Vivo X Fold 6 global mulai bergerak ke tahap yang lebih serius setelah terdaftar di basis data SDPPI Indonesia. Kemunculan ini menjadi sinyal kuat bahwa peluncuran internasional ponsel lipat tersebut sudah semakin dekat.
Nomor model V2559 disebut sebagai varian global Vivo X Fold 6 dan baru terlihat dalam sertifikasi resmi di Indonesia, seperti dilaporkan www.suara.com mengutip laman Gizmochina pada Kamis (9/7/2026). Ini juga menjadi kemunculan perdana perangkat tersebut di platform sertifikasi global setelah sebelumnya hanya terdeteksi di sertifikasi EEC Eropa.
Layar besar dengan panel 120Hz
Di sisi layar, Vivo X Fold 6 membawa panel utama LTPO AMOLED 8,02 inci dan layar penutup LTPO AMOLED 6,53 inci. Keduanya mendukung refresh rate adaptif 120Hz dan diklaim mampu mencapai tingkat kecerahan hingga 5.000 nits.
Vivo juga menyematkan teknologi perlindungan mata untuk menjaga kenyamanan pemakaian dalam durasi panjang. Kombinasi ini membuat perangkat lipat itu tetap relevan untuk penggunaan luar ruangan maupun multitasking harian.
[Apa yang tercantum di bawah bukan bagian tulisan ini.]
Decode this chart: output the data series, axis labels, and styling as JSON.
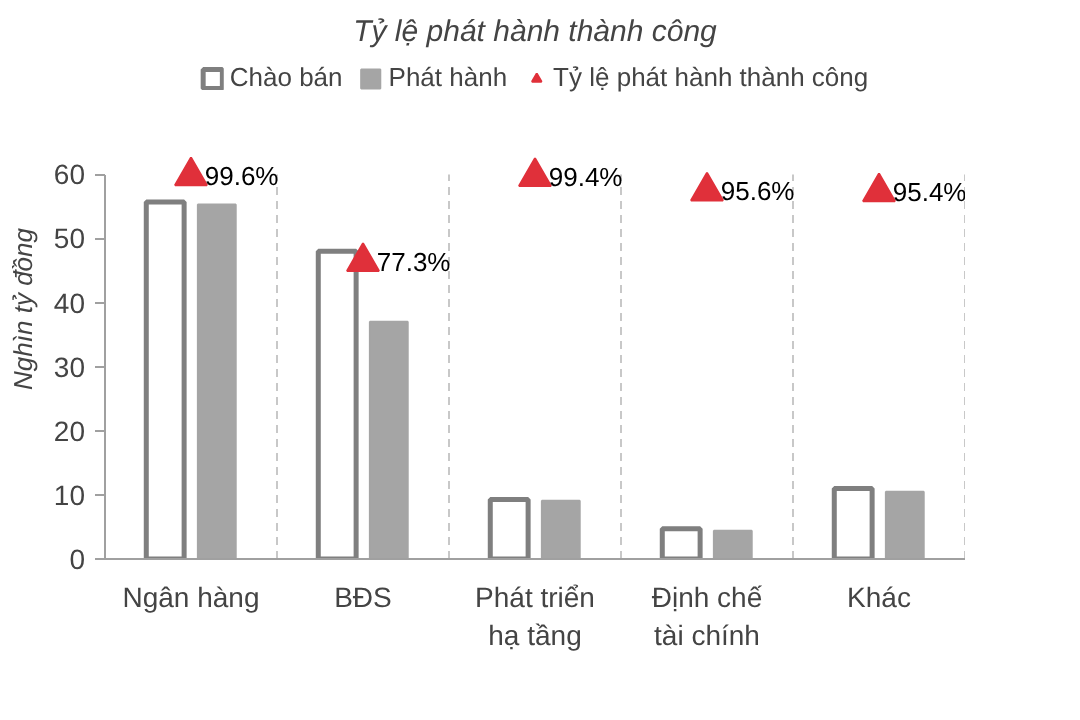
{
  "chart_data": {
    "type": "bar",
    "title": "Tỷ lệ phát hành thành công",
    "ylabel": "Nghìn tỷ đồng",
    "categories": [
      "Ngân hàng",
      "BĐS",
      "Phát triển\nhạ tầng",
      "Định chế\ntài chính",
      "Khác"
    ],
    "series": [
      {
        "name": "Chào bán",
        "color": "#7f7f7f",
        "values": [
          55.7,
          48,
          9.3,
          4.7,
          11
        ]
      },
      {
        "name": "Phát hành",
        "color": "#a5a5a5",
        "values": [
          55.3,
          37,
          9.1,
          4.4,
          10.5
        ]
      },
      {
        "name": "Tỷ lệ phát hành thành công",
        "type": "scatter",
        "axis": "y2",
        "marker": "triangle",
        "color": "#e0303a",
        "values": [
          99.6,
          77.3,
          99.4,
          95.6,
          95.4
        ],
        "value_labels": [
          "99.6%",
          "77.3%",
          "99.4%",
          "95.6%",
          "95.4%"
        ]
      }
    ],
    "ylim": [
      0,
      60
    ],
    "yticks": [
      0,
      10,
      20,
      30,
      40,
      50,
      60
    ],
    "y2lim": [
      0,
      100
    ],
    "grid": "x",
    "legend": "top"
  }
}
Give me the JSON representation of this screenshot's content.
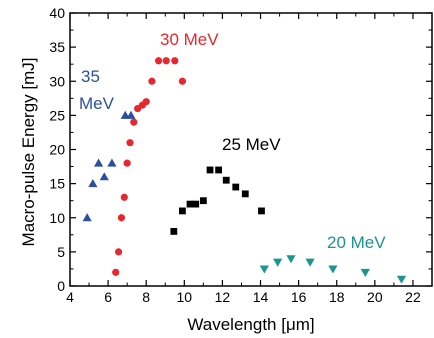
{
  "chart_data": {
    "type": "scatter",
    "title": "",
    "xlabel": "Wavelength [μm]",
    "ylabel": "Macro-pulse Energy [mJ]",
    "xlim": [
      4,
      23
    ],
    "ylim": [
      0,
      40
    ],
    "x_ticks": [
      4,
      6,
      8,
      10,
      12,
      14,
      16,
      18,
      20,
      22
    ],
    "y_ticks": [
      0,
      5,
      10,
      15,
      20,
      25,
      30,
      35,
      40
    ],
    "grid": false,
    "series": [
      {
        "name": "30 MeV",
        "color": "#e8262d",
        "marker": "circle",
        "x": [
          6.4,
          6.55,
          6.7,
          6.85,
          7.0,
          7.15,
          7.35,
          7.55,
          7.8,
          8.0,
          8.3,
          8.65,
          9.05,
          9.5,
          9.9
        ],
        "y": [
          2,
          5,
          10,
          13,
          18,
          21,
          24,
          26,
          26.5,
          27,
          30,
          33,
          33,
          33,
          30
        ]
      },
      {
        "name": "35 MeV",
        "color": "#2b50a1",
        "marker": "triangle-up",
        "x": [
          4.9,
          5.2,
          5.5,
          5.8,
          6.2,
          6.9,
          7.2
        ],
        "y": [
          10,
          15,
          18,
          16,
          18,
          25,
          25
        ]
      },
      {
        "name": "25 MeV",
        "color": "#000000",
        "marker": "square",
        "x": [
          9.45,
          9.9,
          10.3,
          10.6,
          11.0,
          11.35,
          11.8,
          12.2,
          12.7,
          13.2,
          14.05
        ],
        "y": [
          8,
          11,
          12,
          12,
          12.5,
          17,
          17,
          15.5,
          14.5,
          13.5,
          11
        ]
      },
      {
        "name": "20 MeV",
        "color": "#1a9590",
        "marker": "triangle-down",
        "x": [
          14.2,
          14.9,
          15.6,
          16.6,
          17.8,
          19.5,
          21.4
        ],
        "y": [
          2.5,
          3.5,
          4,
          3.5,
          2.5,
          2,
          1
        ]
      }
    ],
    "annotations": [
      {
        "text": "30 MeV",
        "color": "#e8262d"
      },
      {
        "text": "35",
        "color": "#2b50a1"
      },
      {
        "text": "MeV",
        "color": "#2b50a1"
      },
      {
        "text": "25 MeV",
        "color": "#000000"
      },
      {
        "text": "20 MeV",
        "color": "#1a9590"
      }
    ]
  }
}
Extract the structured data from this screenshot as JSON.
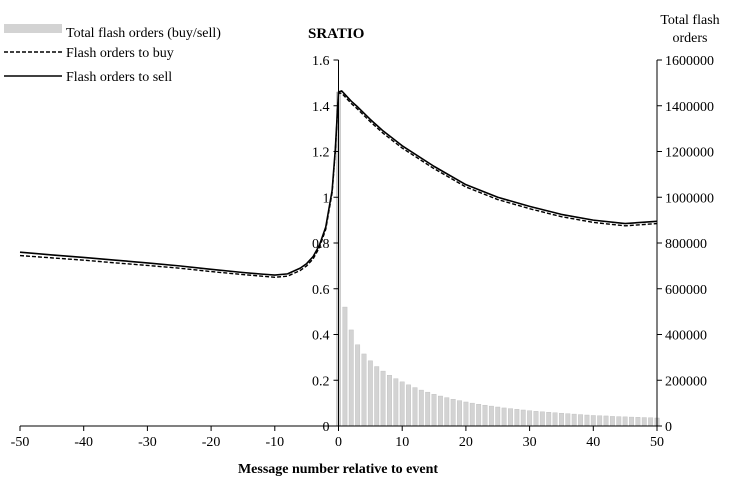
{
  "chart_data": {
    "type": "line",
    "title": "SRATIO",
    "xlabel": "Message number relative to event",
    "ylabel": "",
    "y2label_lines": [
      "Total flash",
      "orders"
    ],
    "xlim": [
      -50,
      50
    ],
    "ylim": [
      0,
      1.6
    ],
    "y2lim": [
      0,
      1600000
    ],
    "x_ticks": [
      "-50",
      "-40",
      "-30",
      "-20",
      "-10",
      "0",
      "10",
      "20",
      "30",
      "40",
      "50"
    ],
    "y_ticks": [
      "0",
      "0.2",
      "0.4",
      "0.6",
      "0.8",
      "1",
      "1.2",
      "1.4",
      "1.6"
    ],
    "y2_ticks": [
      "0",
      "200000",
      "400000",
      "600000",
      "800000",
      "1000000",
      "1200000",
      "1400000",
      "1600000"
    ],
    "legend_position": "top-left",
    "grid": false,
    "bars": {
      "name": "Total flash orders (buy/sell)",
      "axis": "right",
      "color": "#d3d3d3",
      "x": [
        0,
        1,
        2,
        3,
        4,
        5,
        6,
        7,
        8,
        9,
        10,
        11,
        12,
        13,
        14,
        15,
        16,
        17,
        18,
        19,
        20,
        21,
        22,
        23,
        24,
        25,
        26,
        27,
        28,
        29,
        30,
        31,
        32,
        33,
        34,
        35,
        36,
        37,
        38,
        39,
        40,
        41,
        42,
        43,
        44,
        45,
        46,
        47,
        48,
        49,
        50
      ],
      "values": [
        1460000,
        520000,
        420000,
        355000,
        315000,
        285000,
        260000,
        240000,
        222000,
        207000,
        193000,
        180000,
        168000,
        157000,
        148000,
        139000,
        131000,
        124000,
        117000,
        111000,
        105000,
        100000,
        95000,
        91000,
        87000,
        83000,
        79000,
        76000,
        73000,
        70000,
        67000,
        64000,
        62000,
        60000,
        58000,
        56000,
        54000,
        52000,
        50000,
        48000,
        46000,
        45000,
        44000,
        42000,
        41000,
        40000,
        39000,
        38000,
        37000,
        36000,
        35000
      ]
    },
    "series": [
      {
        "name": "Flash orders to buy",
        "style": "dashed",
        "x": [
          -50,
          -45,
          -40,
          -35,
          -30,
          -25,
          -20,
          -15,
          -12,
          -10,
          -8,
          -6,
          -5,
          -4,
          -3,
          -2,
          -1,
          -0.5,
          0,
          0.5,
          1,
          2,
          3,
          5,
          7,
          10,
          15,
          20,
          25,
          30,
          35,
          40,
          45,
          50
        ],
        "values": [
          0.745,
          0.735,
          0.725,
          0.713,
          0.702,
          0.69,
          0.675,
          0.662,
          0.655,
          0.65,
          0.655,
          0.68,
          0.7,
          0.73,
          0.78,
          0.86,
          1.02,
          1.2,
          1.455,
          1.455,
          1.44,
          1.41,
          1.385,
          1.33,
          1.28,
          1.215,
          1.125,
          1.045,
          0.99,
          0.95,
          0.915,
          0.89,
          0.875,
          0.885
        ]
      },
      {
        "name": "Flash orders to sell",
        "style": "solid",
        "x": [
          -50,
          -45,
          -40,
          -35,
          -30,
          -25,
          -20,
          -15,
          -12,
          -10,
          -8,
          -6,
          -5,
          -4,
          -3,
          -2,
          -1,
          -0.5,
          0,
          0.5,
          1,
          2,
          3,
          5,
          7,
          10,
          15,
          20,
          25,
          30,
          35,
          40,
          45,
          50
        ],
        "values": [
          0.76,
          0.748,
          0.737,
          0.725,
          0.713,
          0.7,
          0.685,
          0.671,
          0.664,
          0.66,
          0.665,
          0.69,
          0.71,
          0.74,
          0.79,
          0.87,
          1.03,
          1.21,
          1.46,
          1.465,
          1.45,
          1.42,
          1.395,
          1.34,
          1.29,
          1.225,
          1.135,
          1.055,
          1.0,
          0.96,
          0.925,
          0.9,
          0.885,
          0.895
        ]
      }
    ]
  }
}
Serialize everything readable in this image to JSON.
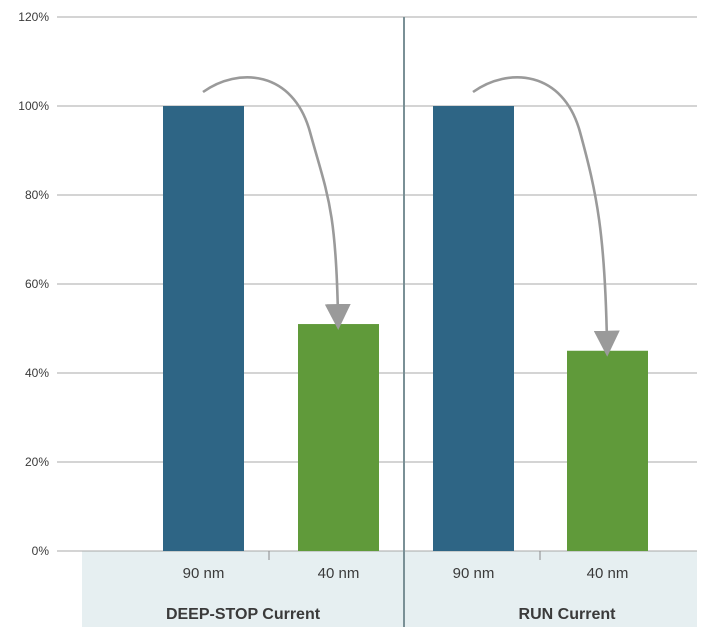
{
  "chart_data": {
    "type": "bar",
    "ylim": [
      0,
      120
    ],
    "yticks": [
      "0%",
      "20%",
      "40%",
      "60%",
      "80%",
      "100%",
      "120%"
    ],
    "grid": true,
    "groups": [
      {
        "name": "DEEP-STOP Current",
        "categories": [
          "90 nm",
          "40 nm"
        ],
        "values": [
          100,
          51
        ],
        "colors": [
          "#2e6585",
          "#609a3a"
        ]
      },
      {
        "name": "RUN Current",
        "categories": [
          "90 nm",
          "40 nm"
        ],
        "values": [
          100,
          45
        ],
        "colors": [
          "#2e6585",
          "#609a3a"
        ]
      }
    ],
    "arrows": "90 nm to 40 nm"
  },
  "colors": {
    "band": "#e6eff1",
    "grid": "#a8a8a8",
    "divider": "#7a9096",
    "arrow": "#9a9a9a"
  }
}
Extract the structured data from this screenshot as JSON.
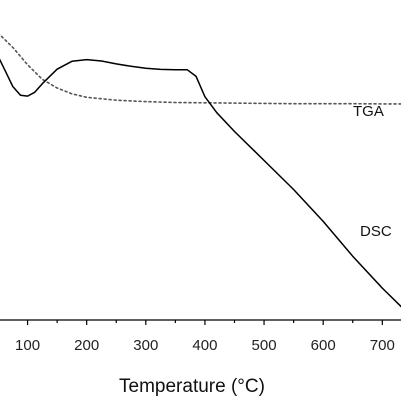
{
  "chart_data": {
    "type": "line",
    "title": "",
    "xlabel": "Temperature (°C)",
    "ylabel": "",
    "xlim": [
      50,
      735
    ],
    "ylim": [
      0,
      100
    ],
    "grid": false,
    "x_ticks": [
      100,
      200,
      300,
      400,
      500,
      600,
      700
    ],
    "x_tick_labels": [
      "100",
      "200",
      "300",
      "400",
      "500",
      "600",
      "700"
    ],
    "series": [
      {
        "name": "TGA",
        "style": "dotted",
        "color": "#555555",
        "x": [
          50,
          75,
          100,
          125,
          150,
          175,
          200,
          250,
          300,
          350,
          400,
          450,
          500,
          550,
          600,
          650,
          700,
          735
        ],
        "y": [
          99,
          94,
          88,
          83,
          80,
          78,
          76.8,
          75.8,
          75.3,
          75.0,
          74.9,
          74.8,
          74.7,
          74.6,
          74.6,
          74.6,
          74.5,
          74.5
        ]
      },
      {
        "name": "DSC",
        "style": "solid",
        "color": "#000000",
        "x": [
          50,
          62,
          75,
          88,
          100,
          112,
          125,
          150,
          175,
          200,
          225,
          250,
          275,
          300,
          325,
          350,
          370,
          385,
          400,
          420,
          450,
          500,
          550,
          600,
          650,
          700,
          735
        ],
        "y": [
          91,
          86,
          80.5,
          77.5,
          77.2,
          78.5,
          81.5,
          86.5,
          89.2,
          89.8,
          89.3,
          88.3,
          87.5,
          86.8,
          86.4,
          86.3,
          86.3,
          84.0,
          77.0,
          71.5,
          65.0,
          55.0,
          45.0,
          34.0,
          22.0,
          11.0,
          4.0
        ]
      }
    ]
  }
}
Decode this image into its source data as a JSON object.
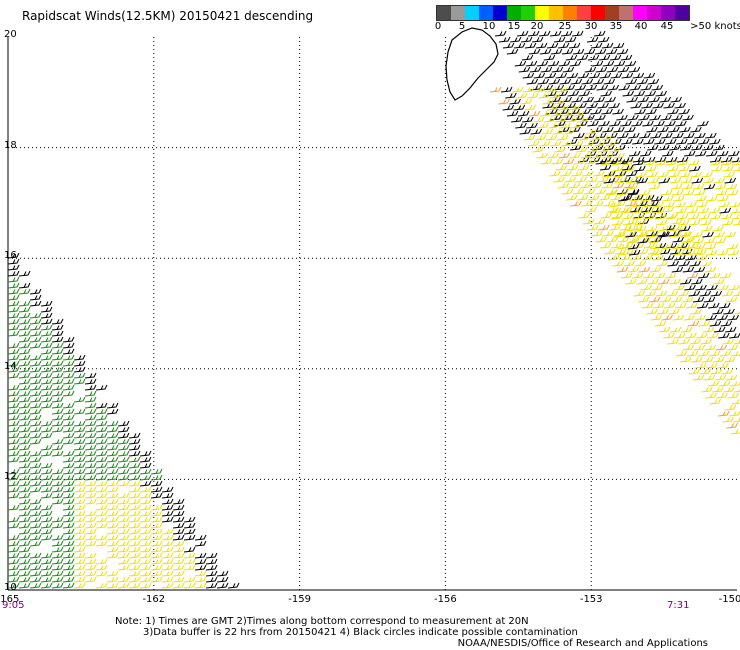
{
  "title": "Rapidscat Winds(12.5KM) 20150421 descending",
  "legend": {
    "colors": [
      "#4d4d4d",
      "#9a9a9a",
      "#00d0ff",
      "#0060ff",
      "#0000d0",
      "#00b000",
      "#20d000",
      "#ffff00",
      "#ffc000",
      "#ff8000",
      "#ff4040",
      "#ff0000",
      "#a04020",
      "#c07070",
      "#ff00ff",
      "#d000d0",
      "#9000c0",
      "#5000a0"
    ],
    "labels": [
      "0",
      "5",
      "10",
      "15",
      "20",
      "25",
      "30",
      "35",
      "40",
      "45",
      ">50 knots"
    ]
  },
  "axes": {
    "lon_ticks": [
      "-165",
      "-162",
      "-159",
      "-156",
      "-153",
      "-150"
    ],
    "lat_ticks": [
      "20",
      "18",
      "16",
      "14",
      "12",
      "10"
    ],
    "lon_range": [
      -165,
      -150
    ],
    "lat_range": [
      10,
      20
    ]
  },
  "times": {
    "left": "9:05",
    "right": "7:31"
  },
  "notes": [
    "Note: 1) Times are GMT 2)Times along bottom correspond to measurement at 20N",
    "3)Data buffer is 22 hrs from 20150421 4) Black circles indicate possible contamination"
  ],
  "credit": "NOAA/NESDIS/Office of Research and Applications",
  "wind_colors": {
    "black": "#000000",
    "green": "#1a8a1a",
    "yellow": "#f0e000",
    "orange": "#ff9a30"
  }
}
| Komponen | Detail | Catatan |
|---|---|---|
| Layar utama | LTPO AMOLED 8,02 inci | 120Hz adaptif, hingga 5.000 nits |
| Layar penutup | LTPO AMOLED 6,53 inci | 120Hz adaptif, hingga 5.000 nits |
| Perlindungan mata | Ya | Untuk kenyamanan penggunaan |
Performa flagship dan baterai jumbo
Untuk dapur pacu, ponsel ini ditenagai MediaTek Dimensity 9500 Super Edition. Konfigurasinya dipadukan dengan RAM hingga 16GB dan penyimpanan internal mencapai 1TB.
Salah satu sorotan paling besar ada pada baterai BlueVolt 7.000 mAh, kapasitas yang tergolong besar untuk kelas smartphone lipat. Pengisian dayanya mendukung 80W via kabel dan wireless charging 40W.
Vivo X Fold 6 juga menjalankan OriginOS 6 Fold berbasis Android 16. Sistem ini dilengkapi fitur multitasking seperti Atomic Workbench untuk mendukung pengalaman layar lipat berukuran besar.
| Aspek | Spesifikasi | Detail Tambahan |
|---|---|---|
| Chipset | MediaTek Dimensity 9500 Super Edition | Untuk kelas flagship |
| RAM | Hingga 16GB | – |
| Penyimpanan | Hingga 1TB | – |
| Baterai | 7.000 mAh | BlueVolt |
| Pengisian daya | 80W kabel, 40W wireless | – |
Kamera 200 MP dan dukungan ZEISS
Di sektor kamera, Vivo menempatkan sensor utama 200 MP sebagai andalan. Konfigurasinya dilengkapi kamera telefoto periskop ZEISS APO 50 MP dan kamera ultra-wide 50 MP.
Sistem kamera tersebut ditopang chip pemrosesan gambar Vivo V3+, serta kompatibel dengan aksesori telephoto extender. Di bagian depan, tersedia dua kamera selfie 20 MP yang masing-masing ditempatkan pada layar luar dan layar utama.
| Kamera | Resolusi | Posisi/Fungsi |
|---|---|---|
| Kamera utama | 200 MP | Sensor utama |
| Kamera telefoto | 50 MP | ZEISS APO periskop |
| Kamera ultra-wide | 50 MP | Lensa sudut lebar |
| Kamera selfie | 20 MP + 20 MP | Untuk layar luar dan layar utama |
Durabilitas ikut ditingkatkan
Selain performa dan kamera, Vivo juga memberi perhatian pada ketahanan bodi. Vivo X Fold 6 sudah mengantongi sertifikasi IP58 dan IP59 yang memberi perlindungan terhadap debu serta cipratan air.
Di pasar China, perangkat ini tersedia dalam pilihan warna Hijau, Putih, Abu-abu, dan Hitam/Emas. Hingga kini, Vivo belum mengumumkan jadwal peluncuran global secara resmi, tetapi sertifikasi di Indonesia membuat proses menuju pasar internasional terlihat semakin matang.
Sejumlah laporan sebelumnya juga menyebut perangkat ini kemungkinan hadir di pasar India pada Oktober 2026. Meski begitu, informasi tersebut masih menunggu konfirmasi resmi dari Vivo.